Shortly before 3:30 a.m. EST Tuesday, the National Oceanic and Atmospheric Administration’s Space Weather Prediction Center reported that severe G4 geomagnetic storm levels had once again been reached.
But despite an extremely powerful coronal mass ejection and geomagnetic storm, the Northern Lights did not explode across the sky the way many expected.
The culprit was the solar wind’s magnetic field, which pointed north, the same direction as Earth’s magnetic field.

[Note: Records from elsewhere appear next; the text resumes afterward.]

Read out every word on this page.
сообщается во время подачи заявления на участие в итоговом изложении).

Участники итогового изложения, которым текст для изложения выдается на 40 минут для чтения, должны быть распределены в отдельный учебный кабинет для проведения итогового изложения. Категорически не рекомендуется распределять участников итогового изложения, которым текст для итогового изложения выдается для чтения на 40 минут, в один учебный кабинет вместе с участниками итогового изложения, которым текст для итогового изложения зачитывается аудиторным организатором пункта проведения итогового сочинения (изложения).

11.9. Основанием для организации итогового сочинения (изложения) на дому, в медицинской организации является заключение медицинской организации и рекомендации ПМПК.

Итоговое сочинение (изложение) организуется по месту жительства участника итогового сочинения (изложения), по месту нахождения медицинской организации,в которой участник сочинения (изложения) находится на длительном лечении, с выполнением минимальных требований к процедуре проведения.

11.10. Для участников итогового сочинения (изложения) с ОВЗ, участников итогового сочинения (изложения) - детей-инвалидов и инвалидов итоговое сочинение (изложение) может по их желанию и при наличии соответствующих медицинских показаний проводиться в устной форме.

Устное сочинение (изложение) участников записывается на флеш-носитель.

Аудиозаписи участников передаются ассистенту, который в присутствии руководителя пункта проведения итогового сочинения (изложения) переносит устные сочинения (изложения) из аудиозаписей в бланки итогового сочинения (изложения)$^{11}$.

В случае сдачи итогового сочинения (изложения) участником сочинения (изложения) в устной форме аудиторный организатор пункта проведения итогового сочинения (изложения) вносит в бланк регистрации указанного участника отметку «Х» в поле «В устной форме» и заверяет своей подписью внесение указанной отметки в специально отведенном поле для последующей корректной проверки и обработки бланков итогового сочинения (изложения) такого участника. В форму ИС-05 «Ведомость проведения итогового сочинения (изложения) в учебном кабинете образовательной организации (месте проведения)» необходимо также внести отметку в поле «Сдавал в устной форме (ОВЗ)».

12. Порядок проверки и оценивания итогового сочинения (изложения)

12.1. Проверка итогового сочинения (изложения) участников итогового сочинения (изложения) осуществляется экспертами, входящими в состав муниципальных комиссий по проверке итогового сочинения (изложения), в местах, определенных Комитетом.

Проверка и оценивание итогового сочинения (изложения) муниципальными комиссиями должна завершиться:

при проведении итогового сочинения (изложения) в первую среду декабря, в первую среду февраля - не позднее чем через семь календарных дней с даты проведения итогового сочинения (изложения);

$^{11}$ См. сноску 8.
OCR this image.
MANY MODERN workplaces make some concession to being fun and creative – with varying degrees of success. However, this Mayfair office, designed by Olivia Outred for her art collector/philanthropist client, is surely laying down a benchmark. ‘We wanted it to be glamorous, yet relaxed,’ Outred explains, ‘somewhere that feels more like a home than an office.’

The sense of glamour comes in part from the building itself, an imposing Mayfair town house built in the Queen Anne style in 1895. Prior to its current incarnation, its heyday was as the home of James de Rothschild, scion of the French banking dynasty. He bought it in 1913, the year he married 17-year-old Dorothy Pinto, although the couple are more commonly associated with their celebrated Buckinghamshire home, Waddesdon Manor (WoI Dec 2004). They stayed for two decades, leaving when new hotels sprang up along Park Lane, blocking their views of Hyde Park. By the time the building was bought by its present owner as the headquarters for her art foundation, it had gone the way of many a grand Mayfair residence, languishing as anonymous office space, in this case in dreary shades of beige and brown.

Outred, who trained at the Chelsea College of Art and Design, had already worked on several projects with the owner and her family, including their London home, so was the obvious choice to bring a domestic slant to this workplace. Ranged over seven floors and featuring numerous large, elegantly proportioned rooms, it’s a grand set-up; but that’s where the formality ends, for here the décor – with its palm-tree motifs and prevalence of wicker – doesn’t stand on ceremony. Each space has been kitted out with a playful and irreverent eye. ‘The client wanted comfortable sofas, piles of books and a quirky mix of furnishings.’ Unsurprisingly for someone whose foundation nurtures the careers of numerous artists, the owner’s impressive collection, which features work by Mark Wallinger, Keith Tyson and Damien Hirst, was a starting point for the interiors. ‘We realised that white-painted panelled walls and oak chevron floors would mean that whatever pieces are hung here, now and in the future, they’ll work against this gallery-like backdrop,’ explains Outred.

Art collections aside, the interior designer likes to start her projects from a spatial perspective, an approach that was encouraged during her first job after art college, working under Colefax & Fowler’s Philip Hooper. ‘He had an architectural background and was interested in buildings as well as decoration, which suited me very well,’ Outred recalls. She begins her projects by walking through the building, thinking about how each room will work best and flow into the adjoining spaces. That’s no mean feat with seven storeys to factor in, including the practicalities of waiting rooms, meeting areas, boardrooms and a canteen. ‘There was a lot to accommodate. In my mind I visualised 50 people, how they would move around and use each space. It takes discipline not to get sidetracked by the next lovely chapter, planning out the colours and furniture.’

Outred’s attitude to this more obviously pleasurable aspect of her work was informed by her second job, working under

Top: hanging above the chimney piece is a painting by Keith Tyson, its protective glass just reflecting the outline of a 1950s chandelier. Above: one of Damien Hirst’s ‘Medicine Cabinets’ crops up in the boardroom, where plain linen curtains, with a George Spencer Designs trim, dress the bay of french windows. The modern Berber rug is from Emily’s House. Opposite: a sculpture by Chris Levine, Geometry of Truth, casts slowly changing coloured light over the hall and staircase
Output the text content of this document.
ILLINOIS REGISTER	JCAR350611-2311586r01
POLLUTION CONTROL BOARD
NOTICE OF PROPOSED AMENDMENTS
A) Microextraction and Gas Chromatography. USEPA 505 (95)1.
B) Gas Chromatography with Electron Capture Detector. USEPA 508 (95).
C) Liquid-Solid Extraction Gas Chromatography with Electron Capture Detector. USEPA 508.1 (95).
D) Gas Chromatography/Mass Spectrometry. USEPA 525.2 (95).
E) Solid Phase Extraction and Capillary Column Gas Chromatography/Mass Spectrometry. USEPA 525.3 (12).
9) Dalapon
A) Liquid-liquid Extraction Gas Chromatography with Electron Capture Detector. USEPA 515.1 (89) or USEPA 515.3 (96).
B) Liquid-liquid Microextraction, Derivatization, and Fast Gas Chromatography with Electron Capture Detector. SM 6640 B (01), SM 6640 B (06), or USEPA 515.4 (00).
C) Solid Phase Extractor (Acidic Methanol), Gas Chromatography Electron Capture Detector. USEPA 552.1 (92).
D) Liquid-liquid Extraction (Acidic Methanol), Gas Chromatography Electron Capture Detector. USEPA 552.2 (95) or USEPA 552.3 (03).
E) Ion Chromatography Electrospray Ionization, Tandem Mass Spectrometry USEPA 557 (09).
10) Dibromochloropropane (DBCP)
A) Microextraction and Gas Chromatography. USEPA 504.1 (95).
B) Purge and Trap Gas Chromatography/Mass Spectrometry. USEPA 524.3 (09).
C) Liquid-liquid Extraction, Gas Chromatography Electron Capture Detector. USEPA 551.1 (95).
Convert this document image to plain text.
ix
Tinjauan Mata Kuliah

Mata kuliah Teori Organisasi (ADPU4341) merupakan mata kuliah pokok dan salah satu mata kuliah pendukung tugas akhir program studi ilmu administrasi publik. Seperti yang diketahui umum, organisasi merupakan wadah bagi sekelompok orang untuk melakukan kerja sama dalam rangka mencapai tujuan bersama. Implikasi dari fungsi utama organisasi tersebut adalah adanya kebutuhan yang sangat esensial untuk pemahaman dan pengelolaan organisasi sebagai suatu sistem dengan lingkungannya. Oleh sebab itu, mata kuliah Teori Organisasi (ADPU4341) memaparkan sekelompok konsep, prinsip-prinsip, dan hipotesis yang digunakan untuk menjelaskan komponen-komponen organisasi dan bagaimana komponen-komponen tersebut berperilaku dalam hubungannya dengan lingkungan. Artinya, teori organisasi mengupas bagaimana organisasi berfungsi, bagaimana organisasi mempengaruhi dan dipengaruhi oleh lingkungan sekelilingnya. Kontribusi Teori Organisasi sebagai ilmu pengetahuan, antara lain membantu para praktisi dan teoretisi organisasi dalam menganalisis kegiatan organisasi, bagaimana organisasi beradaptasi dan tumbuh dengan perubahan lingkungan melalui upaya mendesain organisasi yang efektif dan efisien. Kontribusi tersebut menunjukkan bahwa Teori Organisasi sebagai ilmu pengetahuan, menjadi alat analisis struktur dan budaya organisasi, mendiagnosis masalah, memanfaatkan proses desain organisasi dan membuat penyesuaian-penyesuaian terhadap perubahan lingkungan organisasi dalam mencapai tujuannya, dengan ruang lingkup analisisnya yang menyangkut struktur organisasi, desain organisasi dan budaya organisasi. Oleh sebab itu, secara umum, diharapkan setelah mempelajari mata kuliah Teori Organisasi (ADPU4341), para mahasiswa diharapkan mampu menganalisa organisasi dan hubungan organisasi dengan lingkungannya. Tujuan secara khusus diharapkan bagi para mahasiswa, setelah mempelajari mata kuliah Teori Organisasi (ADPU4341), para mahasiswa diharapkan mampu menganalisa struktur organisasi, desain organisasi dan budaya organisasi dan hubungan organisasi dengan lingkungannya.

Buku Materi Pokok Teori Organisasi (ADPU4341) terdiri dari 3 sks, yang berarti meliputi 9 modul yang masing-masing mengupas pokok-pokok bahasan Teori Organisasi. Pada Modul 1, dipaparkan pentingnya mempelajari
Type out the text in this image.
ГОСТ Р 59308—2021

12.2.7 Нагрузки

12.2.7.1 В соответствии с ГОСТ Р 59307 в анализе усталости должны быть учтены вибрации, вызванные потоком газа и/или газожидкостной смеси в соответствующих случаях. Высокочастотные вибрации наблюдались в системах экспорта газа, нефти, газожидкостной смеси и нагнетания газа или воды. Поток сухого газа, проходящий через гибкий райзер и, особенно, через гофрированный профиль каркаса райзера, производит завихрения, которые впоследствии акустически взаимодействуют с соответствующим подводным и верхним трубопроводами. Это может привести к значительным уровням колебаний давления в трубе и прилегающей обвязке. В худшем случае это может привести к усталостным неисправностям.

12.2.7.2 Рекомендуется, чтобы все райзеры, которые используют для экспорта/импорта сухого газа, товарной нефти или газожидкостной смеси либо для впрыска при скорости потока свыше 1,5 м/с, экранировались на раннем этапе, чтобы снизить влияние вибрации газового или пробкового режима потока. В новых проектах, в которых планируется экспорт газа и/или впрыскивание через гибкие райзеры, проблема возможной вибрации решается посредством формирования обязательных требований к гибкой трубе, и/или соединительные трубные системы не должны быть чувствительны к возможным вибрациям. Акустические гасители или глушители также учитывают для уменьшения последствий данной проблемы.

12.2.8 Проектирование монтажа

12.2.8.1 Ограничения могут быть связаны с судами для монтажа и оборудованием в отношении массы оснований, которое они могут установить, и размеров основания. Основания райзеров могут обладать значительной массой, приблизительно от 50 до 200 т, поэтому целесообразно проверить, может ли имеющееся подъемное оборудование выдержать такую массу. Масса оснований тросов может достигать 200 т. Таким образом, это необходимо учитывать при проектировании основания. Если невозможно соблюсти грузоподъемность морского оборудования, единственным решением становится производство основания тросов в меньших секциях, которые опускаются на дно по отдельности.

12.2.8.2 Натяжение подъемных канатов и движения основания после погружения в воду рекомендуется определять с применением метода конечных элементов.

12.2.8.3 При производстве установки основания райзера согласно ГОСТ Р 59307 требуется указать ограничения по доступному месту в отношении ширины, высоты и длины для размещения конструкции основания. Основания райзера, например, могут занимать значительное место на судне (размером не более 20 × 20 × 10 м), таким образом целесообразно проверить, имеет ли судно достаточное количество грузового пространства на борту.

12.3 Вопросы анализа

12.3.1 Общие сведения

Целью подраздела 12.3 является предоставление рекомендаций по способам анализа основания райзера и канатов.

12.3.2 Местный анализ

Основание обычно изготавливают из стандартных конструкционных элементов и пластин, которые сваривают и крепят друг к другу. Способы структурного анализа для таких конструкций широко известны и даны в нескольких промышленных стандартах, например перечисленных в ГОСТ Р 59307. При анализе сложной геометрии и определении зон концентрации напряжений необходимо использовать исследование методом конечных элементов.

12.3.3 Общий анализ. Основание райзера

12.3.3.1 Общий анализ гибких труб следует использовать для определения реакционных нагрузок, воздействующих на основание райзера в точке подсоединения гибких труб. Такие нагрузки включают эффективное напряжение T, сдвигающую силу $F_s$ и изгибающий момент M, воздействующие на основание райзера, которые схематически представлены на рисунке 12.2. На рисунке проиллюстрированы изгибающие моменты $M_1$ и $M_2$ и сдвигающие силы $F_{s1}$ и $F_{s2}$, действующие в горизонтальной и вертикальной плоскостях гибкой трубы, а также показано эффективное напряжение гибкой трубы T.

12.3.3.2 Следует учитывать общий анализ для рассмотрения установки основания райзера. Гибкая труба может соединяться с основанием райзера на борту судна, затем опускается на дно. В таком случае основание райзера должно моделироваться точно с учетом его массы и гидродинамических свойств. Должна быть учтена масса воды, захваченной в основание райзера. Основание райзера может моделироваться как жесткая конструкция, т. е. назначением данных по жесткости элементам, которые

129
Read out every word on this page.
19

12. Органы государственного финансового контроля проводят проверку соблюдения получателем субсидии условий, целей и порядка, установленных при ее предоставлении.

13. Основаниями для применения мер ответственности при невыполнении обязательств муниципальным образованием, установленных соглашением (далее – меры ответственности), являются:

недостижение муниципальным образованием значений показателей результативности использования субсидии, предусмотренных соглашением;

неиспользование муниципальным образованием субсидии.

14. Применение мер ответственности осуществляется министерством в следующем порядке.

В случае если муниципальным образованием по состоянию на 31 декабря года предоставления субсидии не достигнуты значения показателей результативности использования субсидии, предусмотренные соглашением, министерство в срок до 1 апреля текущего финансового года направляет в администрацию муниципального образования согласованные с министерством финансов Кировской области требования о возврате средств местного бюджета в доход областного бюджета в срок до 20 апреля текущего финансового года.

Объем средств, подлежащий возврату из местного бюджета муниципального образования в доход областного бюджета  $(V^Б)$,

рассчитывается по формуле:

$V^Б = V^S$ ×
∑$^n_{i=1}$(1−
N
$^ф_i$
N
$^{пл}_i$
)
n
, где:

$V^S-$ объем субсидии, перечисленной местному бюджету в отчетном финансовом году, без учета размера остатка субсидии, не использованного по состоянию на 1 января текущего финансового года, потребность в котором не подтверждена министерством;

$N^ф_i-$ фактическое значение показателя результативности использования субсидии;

When that happens, the two repel each other, sending charged particles off course instead of funneling them into the atmosphere to ignite a vivid aurora, according to the FOX Forecast Center.
Even so, more than 25 states had a shot at seeing the Northern Lights as the powerful CME barreled through space on a collision course with Earth.
Fox Weather said it received photos from viewers in Alabama, Kentucky, Pennsylvania, Connecticut, Virginia, Minnesota and other states. The aurora was even spotted overseas in Wiesbaden, Germany.
The space weather event traces back to an X1.9-class solar flare that erupted from the sun around 11:09 a.m. Sunday.
C3-class Solar Flare Erupts on Sept. 8, 2010
Because that energy travels at the speed of light, it reached Earth in just eight minutes, ionizing the upper atmosphere and triggering a level R3, or strong, radio blackout over western South America and the eastern South Pacific.
The flare was accompanied by a CME, a massive expulsion of plasma and magnetic fields from the sun’s corona. Unlike the flare’s light, a CME is a physical bubble of solar material that moves more slowly through space, acting like a shock wave as it pushes through the solar system.
“Agencies around the world have modeled this specific eruption and reached a consensus that the western flank of the CME will impact Earth’s magnetic field this evening,” the FOX Forecast Center said.
Parts of the Northeast, Midwest, Mid-Atlantic and sections of the West caught glimpses of the light show Monday night.
The best viewing chances were in the Pacific Northwest, the eastern Dakotas and Minnesota, though the Northern Lights were photographed as far south as New Mexico and Alabama.
The Space Weather Prediction Center uses a five-point scale to rank geomagnetic storms, solar radiation storms and radio blackouts, ranging from minor to extreme.
The FOX Forecast Center said the current event marks the largest solar radiation storm in 23 years.
A geomagnetic storm is a major disturbance of Earth’s magnetosphere caused by an unusually efficient transfer of energy from the solar wind into the space surrounding the planet, according to SWPC.
The latest activity follows another rare solar super-flare in November that sent radiation levels in Earth’s atmosphere to their highest point in nearly two decades.
That flare, an exceptionally bright burst of light, erupted from the AR4274 sunspot on Nov. 11. Classified as a powerful X5.1, it came after a string of milder flares and CMEs that delivered aurora displays as far south as Florida.
When Earth-based monitors detected elevated radiation levels that day, researchers launched several stratospheric balloons equipped with sensors to track how radiation changed throughout the atmosphere.
At cruising altitudes for most commercial aircraft, about 40,000 feet, radiation levels briefly spiked to 10 times higher than normal cosmic-ray background levels. Researchers noted that if a pregnant woman were exposed to those conditions for more than 12 hours, the radiation would exceed what is officially considered safe for a fetus.